The contributions to organic chemistry made by Raymond L. Funk, a professor of chemistry at Pennsylvania State University, “are manifold and span the range from practical aspects of undergraduate teaching and Ph.D. training to stunning contributions to the broad, disparate fields of terpene and alkaloid synthesis,” according to Scripps Research Institute California professor of chemistry Phil S. Baran.

Funk, who is 63, is “one of the most creative organic chemists active today in the field of total synthesis of natural products and methodology development,” says Robert M. Williams, a professor of chemistry at Colorado State University, Fort Collins, who has known Funk for more than 27 years and has followed his work closely. Moreover, Funk “has an extraordinarily artistic flare, which he deploys in the context of developing both new synthetic methodology and new strategic ways of attacking complex natural products synthesis,” Williams adds.

He cites Funk’s use of pericyclic reactions for constructing strained or otherwise inaccessible ring systems. This work includes Funk’s Ireland-Claisen ring-contraction rearrangement for the synthesis of smaller strained ring systems, which was used, for example, to address the ingenol in-out bicyclic ring system stereochemical challenge, and his use of 1,3-dioxins as in situ precursors to reactive acroleins, which in turn participate in subsequent inverse electron demand Diels-Alder reactions and were used for the total synthesis of euplotin A.

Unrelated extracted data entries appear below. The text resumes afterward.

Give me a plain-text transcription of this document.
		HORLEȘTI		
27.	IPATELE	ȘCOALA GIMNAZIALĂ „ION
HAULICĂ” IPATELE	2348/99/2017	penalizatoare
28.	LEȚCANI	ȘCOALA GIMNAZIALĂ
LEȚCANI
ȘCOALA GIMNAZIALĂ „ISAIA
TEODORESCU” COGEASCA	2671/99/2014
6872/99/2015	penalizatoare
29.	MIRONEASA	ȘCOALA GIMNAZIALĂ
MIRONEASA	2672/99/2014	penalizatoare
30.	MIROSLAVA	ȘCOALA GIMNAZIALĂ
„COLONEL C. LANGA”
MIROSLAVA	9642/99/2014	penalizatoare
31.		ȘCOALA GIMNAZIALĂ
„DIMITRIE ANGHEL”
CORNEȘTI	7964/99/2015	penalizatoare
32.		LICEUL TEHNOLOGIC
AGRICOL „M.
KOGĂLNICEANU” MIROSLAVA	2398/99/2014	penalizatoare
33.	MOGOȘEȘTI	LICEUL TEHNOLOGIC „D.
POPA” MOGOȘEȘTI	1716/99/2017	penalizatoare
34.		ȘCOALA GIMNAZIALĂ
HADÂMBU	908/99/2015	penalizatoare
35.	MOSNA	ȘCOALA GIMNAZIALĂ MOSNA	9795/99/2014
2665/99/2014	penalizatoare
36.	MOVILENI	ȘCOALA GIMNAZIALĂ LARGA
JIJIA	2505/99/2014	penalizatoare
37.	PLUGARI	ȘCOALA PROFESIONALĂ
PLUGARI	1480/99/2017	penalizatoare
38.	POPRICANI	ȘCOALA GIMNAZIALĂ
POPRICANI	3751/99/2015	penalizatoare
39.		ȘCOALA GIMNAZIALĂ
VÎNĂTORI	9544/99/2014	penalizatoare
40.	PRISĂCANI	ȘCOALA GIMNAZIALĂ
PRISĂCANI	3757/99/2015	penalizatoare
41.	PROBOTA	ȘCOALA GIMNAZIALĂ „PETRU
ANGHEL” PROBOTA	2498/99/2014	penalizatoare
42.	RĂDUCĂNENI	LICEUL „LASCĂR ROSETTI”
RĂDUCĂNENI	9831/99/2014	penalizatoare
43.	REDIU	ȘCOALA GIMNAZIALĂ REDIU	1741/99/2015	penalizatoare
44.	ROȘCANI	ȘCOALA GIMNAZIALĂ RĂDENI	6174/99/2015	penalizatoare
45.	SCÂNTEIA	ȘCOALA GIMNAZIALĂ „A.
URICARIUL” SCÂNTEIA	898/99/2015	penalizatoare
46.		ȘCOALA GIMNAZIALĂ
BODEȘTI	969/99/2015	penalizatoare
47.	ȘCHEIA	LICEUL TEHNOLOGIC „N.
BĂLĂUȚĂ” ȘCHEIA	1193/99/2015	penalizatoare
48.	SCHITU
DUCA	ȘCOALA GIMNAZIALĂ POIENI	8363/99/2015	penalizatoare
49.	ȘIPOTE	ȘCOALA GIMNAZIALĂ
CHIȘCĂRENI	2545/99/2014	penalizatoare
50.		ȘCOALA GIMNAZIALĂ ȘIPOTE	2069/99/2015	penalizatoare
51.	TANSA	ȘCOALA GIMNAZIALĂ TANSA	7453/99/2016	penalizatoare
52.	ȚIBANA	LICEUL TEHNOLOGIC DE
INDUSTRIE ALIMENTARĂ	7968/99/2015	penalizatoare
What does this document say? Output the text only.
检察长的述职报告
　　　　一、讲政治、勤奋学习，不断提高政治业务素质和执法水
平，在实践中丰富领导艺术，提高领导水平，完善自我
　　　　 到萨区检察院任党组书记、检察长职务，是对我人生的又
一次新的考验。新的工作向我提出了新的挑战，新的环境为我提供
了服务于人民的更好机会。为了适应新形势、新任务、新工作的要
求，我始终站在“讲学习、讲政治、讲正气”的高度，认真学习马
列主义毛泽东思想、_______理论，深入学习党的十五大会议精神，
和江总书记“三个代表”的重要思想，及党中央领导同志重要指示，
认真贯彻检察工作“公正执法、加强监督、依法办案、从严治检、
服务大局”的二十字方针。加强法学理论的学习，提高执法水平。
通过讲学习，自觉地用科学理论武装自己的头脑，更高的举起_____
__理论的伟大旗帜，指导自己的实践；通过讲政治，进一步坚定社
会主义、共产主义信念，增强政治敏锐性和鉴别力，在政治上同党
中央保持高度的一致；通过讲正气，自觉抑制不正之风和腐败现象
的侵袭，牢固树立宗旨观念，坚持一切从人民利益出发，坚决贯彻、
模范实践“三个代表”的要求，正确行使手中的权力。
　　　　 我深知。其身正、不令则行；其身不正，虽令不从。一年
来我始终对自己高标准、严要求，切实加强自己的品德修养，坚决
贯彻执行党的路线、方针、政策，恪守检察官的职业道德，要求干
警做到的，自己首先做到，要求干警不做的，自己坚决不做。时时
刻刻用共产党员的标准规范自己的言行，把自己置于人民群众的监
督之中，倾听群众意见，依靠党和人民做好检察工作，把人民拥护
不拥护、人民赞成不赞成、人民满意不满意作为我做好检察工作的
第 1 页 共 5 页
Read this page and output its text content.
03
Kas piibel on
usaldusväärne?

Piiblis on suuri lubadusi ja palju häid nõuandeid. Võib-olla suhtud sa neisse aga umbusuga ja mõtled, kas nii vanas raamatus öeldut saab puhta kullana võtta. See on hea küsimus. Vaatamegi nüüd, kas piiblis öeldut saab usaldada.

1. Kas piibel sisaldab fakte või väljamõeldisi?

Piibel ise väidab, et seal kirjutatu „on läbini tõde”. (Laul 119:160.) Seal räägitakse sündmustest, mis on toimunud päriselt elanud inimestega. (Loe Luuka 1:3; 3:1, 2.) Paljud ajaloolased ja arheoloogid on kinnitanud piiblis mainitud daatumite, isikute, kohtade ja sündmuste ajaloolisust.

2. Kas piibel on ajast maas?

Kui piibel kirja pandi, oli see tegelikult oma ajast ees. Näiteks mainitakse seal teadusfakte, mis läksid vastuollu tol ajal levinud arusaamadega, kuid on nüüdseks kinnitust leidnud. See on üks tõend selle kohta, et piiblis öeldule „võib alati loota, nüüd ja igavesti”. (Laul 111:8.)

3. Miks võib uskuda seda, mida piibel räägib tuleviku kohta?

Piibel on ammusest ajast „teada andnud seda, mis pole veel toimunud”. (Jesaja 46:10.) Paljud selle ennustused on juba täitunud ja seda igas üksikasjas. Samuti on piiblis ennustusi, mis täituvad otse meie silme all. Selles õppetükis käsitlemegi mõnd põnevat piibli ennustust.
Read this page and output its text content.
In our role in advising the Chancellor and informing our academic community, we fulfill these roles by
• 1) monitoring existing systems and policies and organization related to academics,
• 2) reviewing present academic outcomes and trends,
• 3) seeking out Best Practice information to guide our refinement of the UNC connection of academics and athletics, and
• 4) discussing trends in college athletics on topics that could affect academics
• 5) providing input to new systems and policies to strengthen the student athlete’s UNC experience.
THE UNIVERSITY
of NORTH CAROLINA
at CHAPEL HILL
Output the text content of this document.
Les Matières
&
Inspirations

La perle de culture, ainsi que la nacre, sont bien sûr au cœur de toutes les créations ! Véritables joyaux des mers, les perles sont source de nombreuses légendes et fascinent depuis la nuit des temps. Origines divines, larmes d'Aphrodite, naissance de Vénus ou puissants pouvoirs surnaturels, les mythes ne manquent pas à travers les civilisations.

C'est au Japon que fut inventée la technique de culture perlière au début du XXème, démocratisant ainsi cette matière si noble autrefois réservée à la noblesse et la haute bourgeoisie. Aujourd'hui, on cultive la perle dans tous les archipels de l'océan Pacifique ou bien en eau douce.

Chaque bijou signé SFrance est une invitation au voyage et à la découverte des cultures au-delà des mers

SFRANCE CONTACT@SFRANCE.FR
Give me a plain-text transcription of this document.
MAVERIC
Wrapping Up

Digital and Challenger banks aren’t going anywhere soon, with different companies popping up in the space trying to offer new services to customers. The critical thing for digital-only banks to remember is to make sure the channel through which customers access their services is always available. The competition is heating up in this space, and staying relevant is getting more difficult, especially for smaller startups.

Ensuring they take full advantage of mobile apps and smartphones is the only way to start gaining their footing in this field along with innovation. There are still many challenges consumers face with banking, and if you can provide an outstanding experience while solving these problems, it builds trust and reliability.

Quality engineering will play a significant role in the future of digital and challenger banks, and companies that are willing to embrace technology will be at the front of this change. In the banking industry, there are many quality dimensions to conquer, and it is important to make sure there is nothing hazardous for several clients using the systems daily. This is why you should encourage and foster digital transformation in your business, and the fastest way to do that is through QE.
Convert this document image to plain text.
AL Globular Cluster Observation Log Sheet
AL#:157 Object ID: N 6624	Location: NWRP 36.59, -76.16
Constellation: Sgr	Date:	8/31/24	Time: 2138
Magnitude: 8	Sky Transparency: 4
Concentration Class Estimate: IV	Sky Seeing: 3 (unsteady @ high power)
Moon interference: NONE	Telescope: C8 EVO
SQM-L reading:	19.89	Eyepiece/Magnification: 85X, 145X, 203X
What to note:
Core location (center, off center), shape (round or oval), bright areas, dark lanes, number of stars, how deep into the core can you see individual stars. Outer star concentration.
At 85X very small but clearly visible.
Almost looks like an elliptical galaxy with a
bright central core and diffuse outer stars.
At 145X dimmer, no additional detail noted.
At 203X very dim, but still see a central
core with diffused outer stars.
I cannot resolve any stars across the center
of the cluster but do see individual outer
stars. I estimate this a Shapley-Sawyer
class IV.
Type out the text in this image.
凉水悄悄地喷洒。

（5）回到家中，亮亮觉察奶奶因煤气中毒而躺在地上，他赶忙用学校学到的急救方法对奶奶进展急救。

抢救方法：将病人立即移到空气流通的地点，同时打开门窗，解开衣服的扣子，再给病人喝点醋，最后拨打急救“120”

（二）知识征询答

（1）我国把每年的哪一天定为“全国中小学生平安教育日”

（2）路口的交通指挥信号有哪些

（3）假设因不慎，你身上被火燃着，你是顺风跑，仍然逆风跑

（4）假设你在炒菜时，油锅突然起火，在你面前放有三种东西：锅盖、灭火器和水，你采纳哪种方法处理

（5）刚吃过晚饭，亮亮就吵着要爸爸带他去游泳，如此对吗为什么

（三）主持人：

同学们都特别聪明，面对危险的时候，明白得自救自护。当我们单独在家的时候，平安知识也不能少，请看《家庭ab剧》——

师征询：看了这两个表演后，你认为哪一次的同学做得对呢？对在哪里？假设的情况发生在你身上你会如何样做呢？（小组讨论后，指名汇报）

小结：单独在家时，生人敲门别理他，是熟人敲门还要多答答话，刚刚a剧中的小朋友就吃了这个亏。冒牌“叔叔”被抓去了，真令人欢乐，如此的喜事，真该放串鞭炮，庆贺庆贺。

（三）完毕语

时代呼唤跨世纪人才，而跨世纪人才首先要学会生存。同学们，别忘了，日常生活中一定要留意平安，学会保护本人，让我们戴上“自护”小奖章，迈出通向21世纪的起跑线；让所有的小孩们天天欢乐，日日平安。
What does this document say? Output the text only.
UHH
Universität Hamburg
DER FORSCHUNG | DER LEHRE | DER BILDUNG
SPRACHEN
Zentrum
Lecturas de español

Funk’s contributions to synthetic methodology, Baran says, “are characterized by solving pressing problems at the limits of chemical complexity.” Funk’s addition of nucleophiles to 3-bromooxindoles via the intermediacy of indole-2-ones, he says, “has already propelled many in the alkaloid field (including myself) to think differently about the chemical reactivity of indoles and their oxidized derivatives.”

Baran praises Funk’s “passion and excitement for chemistry,” noting that, after Funk visited Scripps a few years ago, faculty and students commented that his lecture was the best they had seen in years.

Funk received a bachelor of arts degree in mathematics from the University of Kansas, Lawrence, in 1973. In 1978, he was awarded a Ph.D. degree from the University of California, Berkeley, with his doctoral thesis “Cobalt-Catalyzed Synthesis of Polycyclic Compounds: Application toward the Synthesis of Estrone.” His research adviser was K. Peter C. Vollhardt. In 1979, he completed a postdoctoral fellowship at the University of Pittsburgh with research adviser Samuel Danishefsky. From there, he became an assistant and then associate professor at the University of Nebraska, Lincoln, before moving on in 1987 to become associate professor at Penn State, where he is now a full professor.

He has been awarded several honors, including an Eli Lilly & Co. Young Faculty Grant in 1982, an Alfred P. Sloan Foundation Fellowship in 1985, the Eberly College of Science C. I. Noll Award for Excellence in Teaching in 2005, and Penn State’s Priestley Prize for Outstanding Undergraduate Teaching in Chemistry in 2009.